Productivity Headset With 4K Per Eye OLED

Immersed, the startup behind the virtual monitors app, just announced an ultra high-end headset focused on productivity.

Immersed currently offers a free app for Meta Quest, Vive Focus 3, and Pico 4 that shows your PC monitors in VR and lets you spawn entirely virtual extra monitors, for up to 5 monitors in total.

The startup says it already sees users spending 40-50 hours per week working in Immersed, and claims it’s the “most used spatial computing software worldwide”.

But generalized standalone headsets like Quest and Pico are relatively heavy, have much lower angular resolution than real monitors, and run feature-packed system software that lengthens the time between putting on the headset and being in an app. So Immersed is now building its own headset, called Visor, specifically designed for its productivity use case.

Render of Visor hardware.

Visor is the result of a “strategic collaboration” with Qualcomm on the device side, Intel on the PC side, and an “undisclosed AR/VR tech giant” that will be revealed later this year. It supports Windows, Mac, and Linux.

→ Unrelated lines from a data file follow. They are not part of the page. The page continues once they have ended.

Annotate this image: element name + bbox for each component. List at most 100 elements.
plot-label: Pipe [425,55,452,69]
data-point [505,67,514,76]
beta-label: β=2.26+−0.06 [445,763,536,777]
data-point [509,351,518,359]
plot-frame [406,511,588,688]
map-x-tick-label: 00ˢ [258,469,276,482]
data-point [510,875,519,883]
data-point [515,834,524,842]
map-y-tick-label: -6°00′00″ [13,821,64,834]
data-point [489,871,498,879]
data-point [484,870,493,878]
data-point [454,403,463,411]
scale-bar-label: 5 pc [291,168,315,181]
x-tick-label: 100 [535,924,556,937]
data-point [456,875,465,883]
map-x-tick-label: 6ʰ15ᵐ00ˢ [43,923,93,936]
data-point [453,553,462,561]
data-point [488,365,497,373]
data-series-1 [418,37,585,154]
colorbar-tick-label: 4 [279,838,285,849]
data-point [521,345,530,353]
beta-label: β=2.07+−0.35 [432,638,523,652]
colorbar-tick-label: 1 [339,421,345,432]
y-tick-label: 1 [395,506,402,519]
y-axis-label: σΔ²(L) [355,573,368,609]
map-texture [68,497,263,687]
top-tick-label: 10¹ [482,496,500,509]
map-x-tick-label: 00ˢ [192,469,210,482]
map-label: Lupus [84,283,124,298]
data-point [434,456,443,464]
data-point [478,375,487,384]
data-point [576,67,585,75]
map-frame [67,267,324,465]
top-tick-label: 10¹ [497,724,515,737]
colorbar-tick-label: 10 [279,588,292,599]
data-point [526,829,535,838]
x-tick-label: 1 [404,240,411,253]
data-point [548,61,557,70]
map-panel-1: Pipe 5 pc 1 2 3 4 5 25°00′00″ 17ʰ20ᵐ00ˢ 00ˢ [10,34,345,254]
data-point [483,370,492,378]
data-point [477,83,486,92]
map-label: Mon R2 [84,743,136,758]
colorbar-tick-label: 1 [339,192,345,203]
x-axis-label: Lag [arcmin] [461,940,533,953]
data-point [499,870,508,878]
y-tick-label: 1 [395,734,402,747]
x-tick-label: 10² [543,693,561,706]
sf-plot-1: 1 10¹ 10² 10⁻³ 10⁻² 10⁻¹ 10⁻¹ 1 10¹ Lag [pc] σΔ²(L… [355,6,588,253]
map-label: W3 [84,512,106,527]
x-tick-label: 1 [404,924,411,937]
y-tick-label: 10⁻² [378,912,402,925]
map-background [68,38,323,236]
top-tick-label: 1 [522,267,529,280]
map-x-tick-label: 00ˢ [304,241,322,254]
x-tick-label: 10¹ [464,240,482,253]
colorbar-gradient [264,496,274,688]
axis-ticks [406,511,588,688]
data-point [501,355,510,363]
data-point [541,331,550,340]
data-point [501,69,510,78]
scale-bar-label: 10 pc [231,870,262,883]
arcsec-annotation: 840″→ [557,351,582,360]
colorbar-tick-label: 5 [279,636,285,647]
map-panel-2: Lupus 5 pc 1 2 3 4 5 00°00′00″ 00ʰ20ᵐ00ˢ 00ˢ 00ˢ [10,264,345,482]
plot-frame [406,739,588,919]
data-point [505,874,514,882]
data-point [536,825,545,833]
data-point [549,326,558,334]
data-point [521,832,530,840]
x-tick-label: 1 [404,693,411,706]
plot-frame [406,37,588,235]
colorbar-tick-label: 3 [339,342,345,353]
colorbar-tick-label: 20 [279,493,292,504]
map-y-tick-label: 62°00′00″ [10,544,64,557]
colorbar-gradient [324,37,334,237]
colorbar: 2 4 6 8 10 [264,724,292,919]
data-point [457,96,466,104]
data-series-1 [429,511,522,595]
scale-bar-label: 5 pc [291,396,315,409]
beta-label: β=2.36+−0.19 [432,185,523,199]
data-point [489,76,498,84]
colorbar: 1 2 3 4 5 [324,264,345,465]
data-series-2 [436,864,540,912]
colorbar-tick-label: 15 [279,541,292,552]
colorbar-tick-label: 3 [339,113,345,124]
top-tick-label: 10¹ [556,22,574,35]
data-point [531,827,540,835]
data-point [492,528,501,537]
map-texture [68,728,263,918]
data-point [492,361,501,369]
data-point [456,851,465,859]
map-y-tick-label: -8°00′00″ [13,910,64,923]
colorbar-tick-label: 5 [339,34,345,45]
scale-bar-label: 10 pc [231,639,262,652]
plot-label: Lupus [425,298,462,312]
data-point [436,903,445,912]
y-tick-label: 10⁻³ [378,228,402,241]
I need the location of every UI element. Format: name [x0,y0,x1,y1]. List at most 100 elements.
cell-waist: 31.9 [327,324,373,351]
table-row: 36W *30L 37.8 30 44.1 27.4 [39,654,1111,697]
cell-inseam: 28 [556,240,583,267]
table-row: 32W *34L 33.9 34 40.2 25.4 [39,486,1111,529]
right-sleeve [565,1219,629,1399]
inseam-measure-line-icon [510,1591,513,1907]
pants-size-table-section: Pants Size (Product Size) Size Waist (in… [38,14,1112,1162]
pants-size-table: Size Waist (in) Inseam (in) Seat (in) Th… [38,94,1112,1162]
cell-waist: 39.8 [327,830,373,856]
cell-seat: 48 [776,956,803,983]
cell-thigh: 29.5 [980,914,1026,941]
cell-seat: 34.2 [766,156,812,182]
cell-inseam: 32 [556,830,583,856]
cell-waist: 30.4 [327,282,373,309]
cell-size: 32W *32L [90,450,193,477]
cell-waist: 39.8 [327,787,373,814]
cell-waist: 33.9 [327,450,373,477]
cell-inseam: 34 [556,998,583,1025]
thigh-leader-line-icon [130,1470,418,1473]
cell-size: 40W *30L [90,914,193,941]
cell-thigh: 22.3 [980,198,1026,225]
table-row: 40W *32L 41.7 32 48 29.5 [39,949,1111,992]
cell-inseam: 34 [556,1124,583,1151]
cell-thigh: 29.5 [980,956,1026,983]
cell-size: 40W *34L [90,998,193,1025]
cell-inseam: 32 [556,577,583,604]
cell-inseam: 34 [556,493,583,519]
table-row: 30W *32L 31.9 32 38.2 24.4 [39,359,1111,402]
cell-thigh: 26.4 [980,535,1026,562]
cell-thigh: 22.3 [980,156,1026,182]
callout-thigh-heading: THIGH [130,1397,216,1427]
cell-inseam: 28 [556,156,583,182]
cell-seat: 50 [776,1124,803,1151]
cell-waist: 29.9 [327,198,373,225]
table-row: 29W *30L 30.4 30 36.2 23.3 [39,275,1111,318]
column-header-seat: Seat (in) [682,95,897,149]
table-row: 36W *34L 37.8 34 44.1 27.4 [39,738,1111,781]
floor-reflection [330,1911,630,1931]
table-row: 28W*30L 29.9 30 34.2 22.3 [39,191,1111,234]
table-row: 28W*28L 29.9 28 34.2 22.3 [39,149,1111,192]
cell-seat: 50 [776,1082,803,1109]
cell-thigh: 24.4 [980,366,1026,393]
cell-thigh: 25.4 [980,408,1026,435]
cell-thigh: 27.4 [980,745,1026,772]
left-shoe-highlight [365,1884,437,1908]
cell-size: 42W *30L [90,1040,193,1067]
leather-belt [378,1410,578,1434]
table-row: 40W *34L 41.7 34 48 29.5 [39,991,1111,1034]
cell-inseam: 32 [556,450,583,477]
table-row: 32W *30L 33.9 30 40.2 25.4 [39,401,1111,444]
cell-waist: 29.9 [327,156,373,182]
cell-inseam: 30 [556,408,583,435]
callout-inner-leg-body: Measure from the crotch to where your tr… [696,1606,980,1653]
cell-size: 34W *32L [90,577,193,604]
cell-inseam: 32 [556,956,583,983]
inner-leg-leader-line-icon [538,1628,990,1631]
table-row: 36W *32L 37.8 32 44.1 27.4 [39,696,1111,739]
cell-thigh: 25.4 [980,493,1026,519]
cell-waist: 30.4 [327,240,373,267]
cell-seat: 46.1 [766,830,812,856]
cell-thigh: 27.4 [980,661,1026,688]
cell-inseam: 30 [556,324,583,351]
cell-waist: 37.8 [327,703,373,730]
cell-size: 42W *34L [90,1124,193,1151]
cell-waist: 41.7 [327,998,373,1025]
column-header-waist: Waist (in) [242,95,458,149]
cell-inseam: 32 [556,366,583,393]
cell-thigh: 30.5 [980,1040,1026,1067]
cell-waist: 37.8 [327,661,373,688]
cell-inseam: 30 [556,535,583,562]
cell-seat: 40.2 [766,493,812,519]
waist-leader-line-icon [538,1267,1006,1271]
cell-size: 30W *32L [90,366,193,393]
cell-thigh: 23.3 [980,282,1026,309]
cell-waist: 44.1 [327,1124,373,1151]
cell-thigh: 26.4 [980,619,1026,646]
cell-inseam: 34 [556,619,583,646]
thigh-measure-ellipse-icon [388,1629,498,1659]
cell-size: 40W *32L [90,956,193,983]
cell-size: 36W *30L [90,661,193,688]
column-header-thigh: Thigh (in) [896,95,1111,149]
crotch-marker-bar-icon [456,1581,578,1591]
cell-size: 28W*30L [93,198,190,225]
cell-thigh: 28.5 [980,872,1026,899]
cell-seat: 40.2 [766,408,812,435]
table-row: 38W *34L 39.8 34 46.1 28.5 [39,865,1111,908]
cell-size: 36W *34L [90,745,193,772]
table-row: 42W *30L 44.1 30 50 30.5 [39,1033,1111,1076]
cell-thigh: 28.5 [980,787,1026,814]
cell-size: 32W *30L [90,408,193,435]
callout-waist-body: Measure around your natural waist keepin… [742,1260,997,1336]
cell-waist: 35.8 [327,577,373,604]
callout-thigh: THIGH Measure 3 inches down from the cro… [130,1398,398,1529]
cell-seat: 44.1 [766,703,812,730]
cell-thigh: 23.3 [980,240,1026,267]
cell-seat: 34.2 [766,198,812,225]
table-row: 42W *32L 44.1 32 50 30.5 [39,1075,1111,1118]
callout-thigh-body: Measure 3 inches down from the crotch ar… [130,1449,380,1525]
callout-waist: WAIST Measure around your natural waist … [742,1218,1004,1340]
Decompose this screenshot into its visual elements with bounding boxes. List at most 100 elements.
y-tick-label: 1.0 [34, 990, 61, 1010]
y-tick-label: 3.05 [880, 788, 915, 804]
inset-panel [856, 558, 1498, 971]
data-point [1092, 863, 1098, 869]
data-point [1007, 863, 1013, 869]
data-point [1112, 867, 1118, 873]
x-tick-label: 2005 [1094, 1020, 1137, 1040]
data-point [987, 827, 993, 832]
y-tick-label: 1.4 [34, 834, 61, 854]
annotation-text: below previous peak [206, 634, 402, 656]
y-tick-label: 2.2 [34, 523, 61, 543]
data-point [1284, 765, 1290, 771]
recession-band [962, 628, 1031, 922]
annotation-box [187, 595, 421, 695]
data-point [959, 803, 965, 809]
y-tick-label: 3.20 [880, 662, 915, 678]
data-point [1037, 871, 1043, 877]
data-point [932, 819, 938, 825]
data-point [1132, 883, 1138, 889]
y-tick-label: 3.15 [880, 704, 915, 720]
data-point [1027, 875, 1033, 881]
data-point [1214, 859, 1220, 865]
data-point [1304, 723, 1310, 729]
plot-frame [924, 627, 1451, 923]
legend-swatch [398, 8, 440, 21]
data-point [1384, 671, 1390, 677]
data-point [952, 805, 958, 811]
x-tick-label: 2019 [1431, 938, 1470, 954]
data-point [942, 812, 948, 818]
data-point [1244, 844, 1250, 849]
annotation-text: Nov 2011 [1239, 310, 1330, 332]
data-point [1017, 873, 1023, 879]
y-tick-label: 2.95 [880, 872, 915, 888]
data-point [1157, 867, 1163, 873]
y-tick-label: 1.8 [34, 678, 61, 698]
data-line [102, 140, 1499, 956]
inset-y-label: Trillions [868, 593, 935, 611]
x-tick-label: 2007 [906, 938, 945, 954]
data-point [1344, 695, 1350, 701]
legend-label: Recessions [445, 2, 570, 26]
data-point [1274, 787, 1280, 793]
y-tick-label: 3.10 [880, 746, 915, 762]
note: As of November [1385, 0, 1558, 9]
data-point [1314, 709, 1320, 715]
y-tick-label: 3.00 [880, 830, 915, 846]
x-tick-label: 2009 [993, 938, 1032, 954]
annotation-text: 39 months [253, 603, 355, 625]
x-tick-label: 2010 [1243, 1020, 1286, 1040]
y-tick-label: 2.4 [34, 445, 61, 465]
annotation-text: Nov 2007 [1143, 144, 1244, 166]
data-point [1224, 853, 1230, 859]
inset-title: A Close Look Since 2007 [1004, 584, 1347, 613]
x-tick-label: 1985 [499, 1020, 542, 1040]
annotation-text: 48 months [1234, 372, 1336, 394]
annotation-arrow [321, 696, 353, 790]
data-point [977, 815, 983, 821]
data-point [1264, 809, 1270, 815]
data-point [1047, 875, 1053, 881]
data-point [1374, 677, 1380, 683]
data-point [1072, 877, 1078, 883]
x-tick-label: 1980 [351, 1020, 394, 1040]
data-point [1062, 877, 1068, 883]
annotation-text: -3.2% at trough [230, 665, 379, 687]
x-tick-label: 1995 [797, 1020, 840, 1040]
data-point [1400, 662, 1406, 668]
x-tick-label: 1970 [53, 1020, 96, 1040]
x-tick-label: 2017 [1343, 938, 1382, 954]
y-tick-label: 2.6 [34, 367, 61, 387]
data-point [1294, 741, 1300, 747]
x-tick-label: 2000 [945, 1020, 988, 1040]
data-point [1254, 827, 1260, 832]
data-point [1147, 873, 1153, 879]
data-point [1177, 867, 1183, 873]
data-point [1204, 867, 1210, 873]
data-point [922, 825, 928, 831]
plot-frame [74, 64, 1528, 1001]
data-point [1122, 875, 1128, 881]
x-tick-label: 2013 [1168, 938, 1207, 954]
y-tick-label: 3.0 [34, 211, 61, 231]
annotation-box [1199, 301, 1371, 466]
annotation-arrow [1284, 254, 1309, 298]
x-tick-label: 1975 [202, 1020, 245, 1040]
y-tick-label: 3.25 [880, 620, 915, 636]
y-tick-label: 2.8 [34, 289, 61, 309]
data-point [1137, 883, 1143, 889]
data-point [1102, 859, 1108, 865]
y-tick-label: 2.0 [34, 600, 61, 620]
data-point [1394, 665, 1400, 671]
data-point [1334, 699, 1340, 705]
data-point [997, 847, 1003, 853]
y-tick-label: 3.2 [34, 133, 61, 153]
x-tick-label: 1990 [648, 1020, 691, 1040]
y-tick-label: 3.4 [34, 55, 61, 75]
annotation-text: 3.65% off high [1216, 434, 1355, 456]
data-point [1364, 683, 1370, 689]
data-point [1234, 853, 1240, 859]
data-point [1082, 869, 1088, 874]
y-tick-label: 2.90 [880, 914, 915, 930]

Immersed claims the headset is built for “all day” comfort, is small enough to fit in the palm of your hand, and weighs less than a typical smartphone.

The immediate comparison many will be making is to Bigscreen Beyond, another ultra compact headset being released by a startup that originally just made VR software. Like Beyond, Visor will also be custom built to match the lens spacing to each buyer’s interpupillary distance.

But Visor is technologically much more ambitious. While Bigscreen Beyond is cable tethered and requires SteamVR Tracking base stations, Visor has an onboard chipset and battery to support a wireless mode, and has integrated inside-out tracking from Qualcomm.

Visor also has “4K” OLED microdisplays per eye, whereas Beyond has 2.5K OLED microdisplays, and Visor has “HD” color passthrough to see the real world.

Concept of Visor’s software experience.

However, Visor is also more limited in scope. While Beyond is a general use SteamVR headset, Visor is specifically designed for using Immersed’s productivity software. This tailored hardware-software approach means your virtual workspace will be ready within “seconds” of your PC booting, Immersed claims, but also means this isn’t a product meant for VR gaming or social platforms.

Visor is slated to ship some time in 2024. Invitations to pre-order will be sent out later this year, with registration available now. Immersed isn’t announcing the price yet, but says it will be less than the $3500 Apple Vision Pro.